Calo delle nascite e aule vuote: non solo crisi ma opportunità

Come saranno le scuole di domani? Intendendo per domani il prossimo anno scolastico, la prima risposta che viene da dare è disarmante: più vuote.

È questo, infatti, il primo dato che emerge dai dati diffusi dal ministero dell’Istruzione a proposito delle iscrizioni al nuovo anno scolastico per le prime classi delle scuole primarie e secondarie di primo e secondo grado. Sono i risultati delle scelte delle famiglie che si sono impegnate, tra gennaio e febbraio, per progettare il percorso scolastico dei propri figli.

Così registra una comunicazione del Ministero: “Le domande di iscrizione alle prime classi per l’a.s. 2019/2020, inoltrate dalle famiglie, sono state 1.553.278. Circa un milione sono quelle presentate alle scuole del Primo ciclo (473.294 alla Scuola primaria e 537.330 alla Secondaria di primo grado) mentre sono 542.654 le domande ai percorsi di istruzione e formazione di secondo grado”. Si tratta di numeri in calo rispetto all’anno precedente, a confermare una tendenza ben nota e del resto in sintonia con un fenomeno che caratterizza il nostro Paese da ormai diversi anni: il calo delle nascite. Banalmente: meno bambini, meno alunni.

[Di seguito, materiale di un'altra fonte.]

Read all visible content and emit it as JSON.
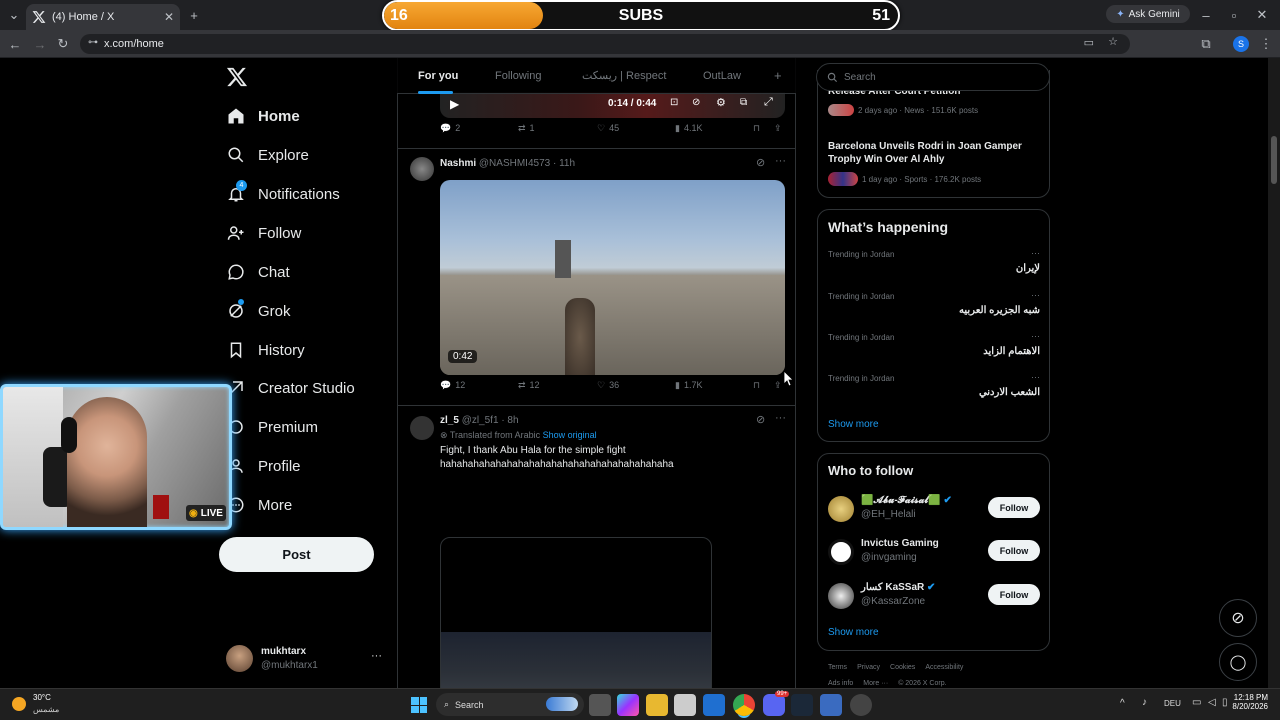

Aggiunge ancora il Ministero: “Già da qualche anno si assiste a un calo nel numero dei nuovi ingressi, più marcato nel caso della Primaria che, nell’ultimo anno, registra una perdita di circa 23 mila alunni (-4,6%), mentre il ciclo di scuola Secondaria perde 20 mila studenti”.

Il calo demografico è un fenomeno che preoccupa, naturalmente, ben al di là della scuola. Il Rapporto annuale 2019 diffuso dall’Istat rileva che  secondo i dati provvisori relativi al 2018 sono stati iscritti in anagrafe per nascita oltre 439 mila bambini, quasi 140 mila in meno rispetto al 2008 e 10 mila in meno rispetto allo scorso anno. Nel disegnare il quadro italiano, l’Istat annota in particolare che la diminuzione delle nascite è attribuibile prevalentemente al calo dei nati da coppie di genitori entrambi italiani, che scendono a 359 mila nel 2017 (oltre 121 mila in meno rispetto al 2008)». Ma si sta esaurendo anche l’effetto positivo arrivato in questi anni dagli stranieri. Dal 2012 al 2017 sono oltre 8 mila in meno i nati con almeno un genitore straniero, che scendono sotto i 100 mila. Rappresentano circa un nato su cinque, il 21,7% del totale.

Come leggere questa situazione, che ha naturalmente tante e diverse cause, intrecciate talvolta in modo indistricabile?

Dal punto di vista scolastico avere le classi più vuote può anche diventare un’opportunità, nel senso che potrebbe darsi l’occasione di una cura più affinata rispetto a programmi e interventi, un ricalcolo delle risorse disponibili e – auspicabilmente – una maggiore disponibilità, magari legata anche a processi di razionalizzazione. Basti pensare, tra gli altri, al problema annoso dell’edilizia scolastica, con la necessità indifferibile di avere a disposizione infrastrutture adeguate e sicure.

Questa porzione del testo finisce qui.